Imam Salat Membaca Bismillah Keras, Lirih sampai Tak Basmalah, Ini Penjelasannya

Photo Author
- Selasa, 3 Januari 2023 | 14:20 WIB
Gubernur Jawa Barat Ridwan Kamil sholat subuh berjamaah Masjid Jami Hidayatullah Syarief di Kecamatan Megamendung, Kabupaten Bogor.
Gubernur Jawa Barat Ridwan Kamil sholat subuh berjamaah Masjid Jami Hidayatullah Syarief di Kecamatan Megamendung, Kabupaten Bogor.

Krjogja.com - JAKARTA - Salat berjamaah telah menjadi bagian dari aktivitas sehari-hari umat Islam. Sholat dilakukan saat berada di rumah, maupun sedang perjalanan.


Saat berjamaah di masjid berbeda, terkadang ada perbedaan cara pembacaan lafal Bismillah. Ada imam yang mengeraskan bacaan bismillah, namun ada pula yang lirih. Bahkan, ada pula yang tidak membaca bismillah sama sekali.


Bagi awam, tentu ini menuai pertanyaan. Kenapa imam A membaca bismillah dengan keras sebelum awal ayat saat mengimami sholat, B membaca dengan lirih, imam C tampaknya tidak membaca.


Untuk mengurai ini, tulisan Muhammad Iqbal Syauqi, di laman NU bisa menjadi gambaran dan penjelasan kenapa ada perbedaan cara membaca basmalah, seperti di atas.

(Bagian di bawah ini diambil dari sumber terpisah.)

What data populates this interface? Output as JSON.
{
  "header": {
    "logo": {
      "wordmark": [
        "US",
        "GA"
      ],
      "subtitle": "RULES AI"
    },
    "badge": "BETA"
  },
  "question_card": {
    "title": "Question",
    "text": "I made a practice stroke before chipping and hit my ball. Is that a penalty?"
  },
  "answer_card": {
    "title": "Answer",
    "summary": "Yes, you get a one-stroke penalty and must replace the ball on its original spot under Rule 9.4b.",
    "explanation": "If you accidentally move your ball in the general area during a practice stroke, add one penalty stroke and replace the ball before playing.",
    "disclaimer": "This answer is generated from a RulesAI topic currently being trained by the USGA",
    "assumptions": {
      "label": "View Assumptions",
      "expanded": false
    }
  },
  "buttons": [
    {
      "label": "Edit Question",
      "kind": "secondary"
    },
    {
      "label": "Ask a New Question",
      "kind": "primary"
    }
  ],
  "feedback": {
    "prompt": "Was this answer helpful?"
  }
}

Dalam masyarakat Islam yang beragam, perbedaan-perbedaan itu adalah keniscayaan. Karena itu, butuh landasan ilmu untuk memahami perbedaan, dan tidak saling menyalahkan.


Dia menjelaskan, perbedaan pendapat ini disebutkan dalam kitab Bidâyatul Mujtahid karya Muhammad Ibnu Rusyd, seorang ulama dari mazhab Maliki. Sebagai informasi, Ibnu Rusyd pengarang kitab Bidâyatul Mujtahid ini juga ahli filsafat yang menulis kitab Tahâfut at-Tahafut (bantahan atas kitab karya Imam al-Ghazali yang berjudul Tahâfutul Falâsifah [Kerancuan para Filsuf], red). Di Eropa Ibnu Rusyd dikenal sebagai ‘Averroes’.

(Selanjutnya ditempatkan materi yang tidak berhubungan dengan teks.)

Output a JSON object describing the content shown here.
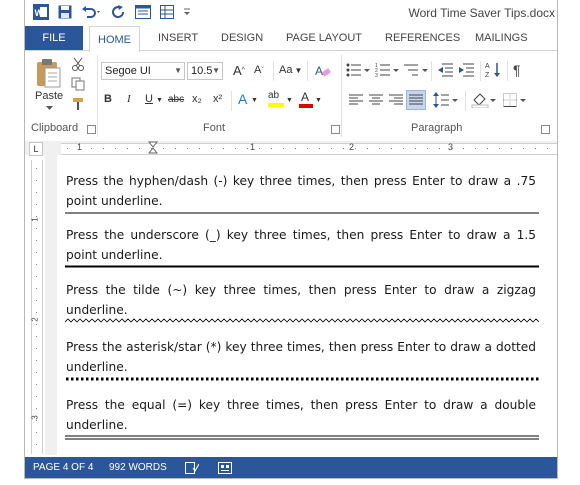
{
  "window": {
    "title": "Word Time Saver Tips.docx"
  },
  "tabs": {
    "file": "FILE",
    "home": "HOME",
    "insert": "INSERT",
    "design": "DESIGN",
    "page_layout": "PAGE LAYOUT",
    "references": "REFERENCES",
    "mailings": "MAILINGS"
  },
  "ribbon": {
    "clipboard": {
      "label": "Clipboard",
      "paste": "Paste"
    },
    "font": {
      "label": "Font",
      "font_name": "Segoe UI",
      "font_size": "10.5",
      "bold": "B",
      "italic": "I",
      "underline": "U",
      "strike": "abc",
      "subscript": "x₂",
      "superscript": "x²",
      "grow": "A",
      "shrink": "A",
      "change_case": "Aa",
      "text_effects": "A",
      "highlight": "ab",
      "font_color": "A"
    },
    "paragraph": {
      "label": "Paragraph"
    }
  },
  "ruler": {
    "marks": [
      "1",
      "1",
      "2",
      "3"
    ],
    "vmarks": [
      "1",
      "2",
      "3"
    ]
  },
  "document": {
    "paragraphs": [
      {
        "text": "Press the hyphen/dash (-) key three times, then press Enter to draw a .75 point underline.",
        "underline": "single-thin"
      },
      {
        "text": "Press the underscore (_) key three times, then press Enter to draw a 1.5 point underline.",
        "underline": "single-thick"
      },
      {
        "text": "Press the tilde (~) key three times, then press Enter to draw a zigzag underline.",
        "underline": "zigzag"
      },
      {
        "text": "Press the asterisk/star (*) key three times, then press Enter to draw a dotted underline.",
        "underline": "dotted"
      },
      {
        "text": "Press the equal (=) key three times, then press Enter to draw a double underline.",
        "underline": "double"
      }
    ]
  },
  "status": {
    "page": "PAGE 4 OF 4",
    "words": "992 WORDS"
  },
  "colors": {
    "accent": "#2b579a",
    "highlight_yellow": "#ffff00",
    "font_red": "#e00000"
  }
}
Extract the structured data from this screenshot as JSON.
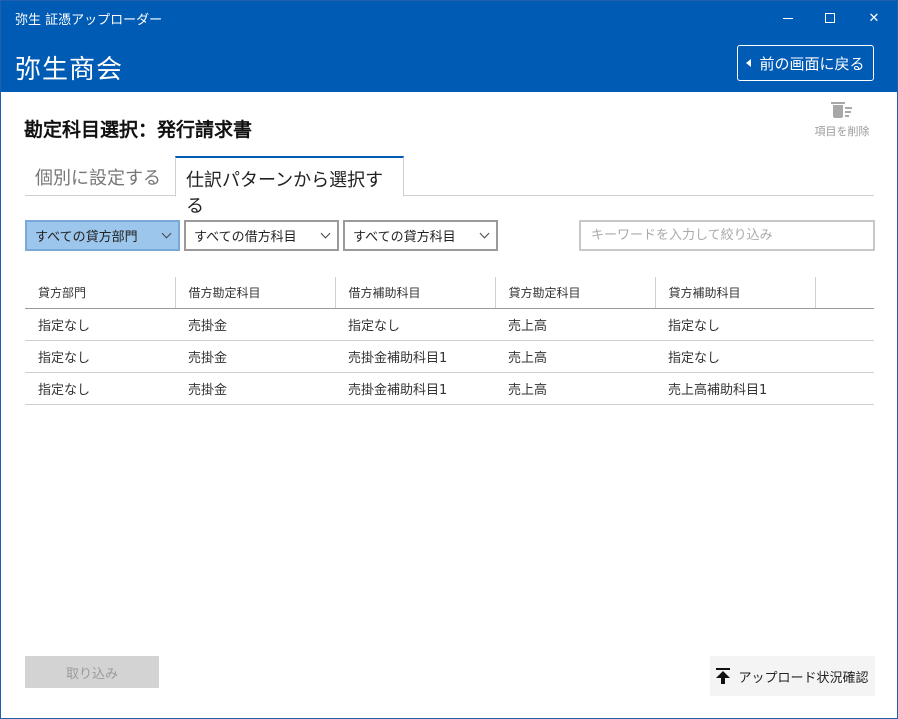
{
  "app": {
    "title": "弥生 証憑アップローダー"
  },
  "header": {
    "company": "弥生商会",
    "back_label": "前の画面に戻る"
  },
  "page": {
    "title": "勘定科目選択：発行請求書",
    "delete_label": "項目を削除"
  },
  "tabs": [
    {
      "label": "個別に設定する",
      "selected": false
    },
    {
      "label": "仕訳パターンから選択する",
      "selected": true
    }
  ],
  "filters": {
    "credit_department": "すべての貸方部門",
    "debit_account": "すべての借方科目",
    "credit_account": "すべての貸方科目",
    "search_placeholder": "キーワードを入力して絞り込み",
    "search_value": ""
  },
  "table": {
    "headers": [
      "貸方部門",
      "借方勘定科目",
      "借方補助科目",
      "貸方勘定科目",
      "貸方補助科目"
    ],
    "rows": [
      [
        "指定なし",
        "売掛金",
        "指定なし",
        "売上高",
        "指定なし"
      ],
      [
        "指定なし",
        "売掛金",
        "売掛金補助科目1",
        "売上高",
        "指定なし"
      ],
      [
        "指定なし",
        "売掛金",
        "売掛金補助科目1",
        "売上高",
        "売上高補助科目1"
      ]
    ]
  },
  "footer": {
    "import_label": "取り込み",
    "upload_status_label": "アップロード状況確認"
  },
  "colors": {
    "brand": "#005bb5",
    "selected_filter": "#9cc6ec"
  }
}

Kembali ke diskusi terkait bacaan basmalah Surat al-Fatihah tadi. Selain dalam Bidâyatul Mujtahid, syarahnya yang berjudul Subulus Salâm karya Imam ash-Shan’ani, atau kitab al-Mughni karya Ibnu Qudamah, salah satu ulama mazhab Ahmad bin Hanbal, bisa dirujuk.





Perbedaan Pembacaan Menurut Ibnu Rusyd


Perbedaan ini dikategorikan Ibnu Rusyd dalam dua sebab: apakah basmalah harus dibaca secara keras (jahr) dalam shalat, dan apakah basmalah merupakan bagian dari Surat al-Fatihah?


Kalangan ulama mazhab ada yang menyebutkan bahwa basmalah tak perlu dibaca dalam al-Fatihah seperti kalangan mazhab Maliki, kemudian ada yang menyebutkan bahwa basmalah tetap dibaca namun secara pelan (sirr) seperti mazhab Ahmad bin Hanbal.


Dan sebagaimana banyak diamalkan di Indonesia dalam mazhab Syafii, basmalah dibaca dalam Surat al-Fatihah sesuai shalat yang dilakukan: pelan untuk shalat yang bacaannya pelan (sirr), dan mengeraskannya di shalat yang jahr.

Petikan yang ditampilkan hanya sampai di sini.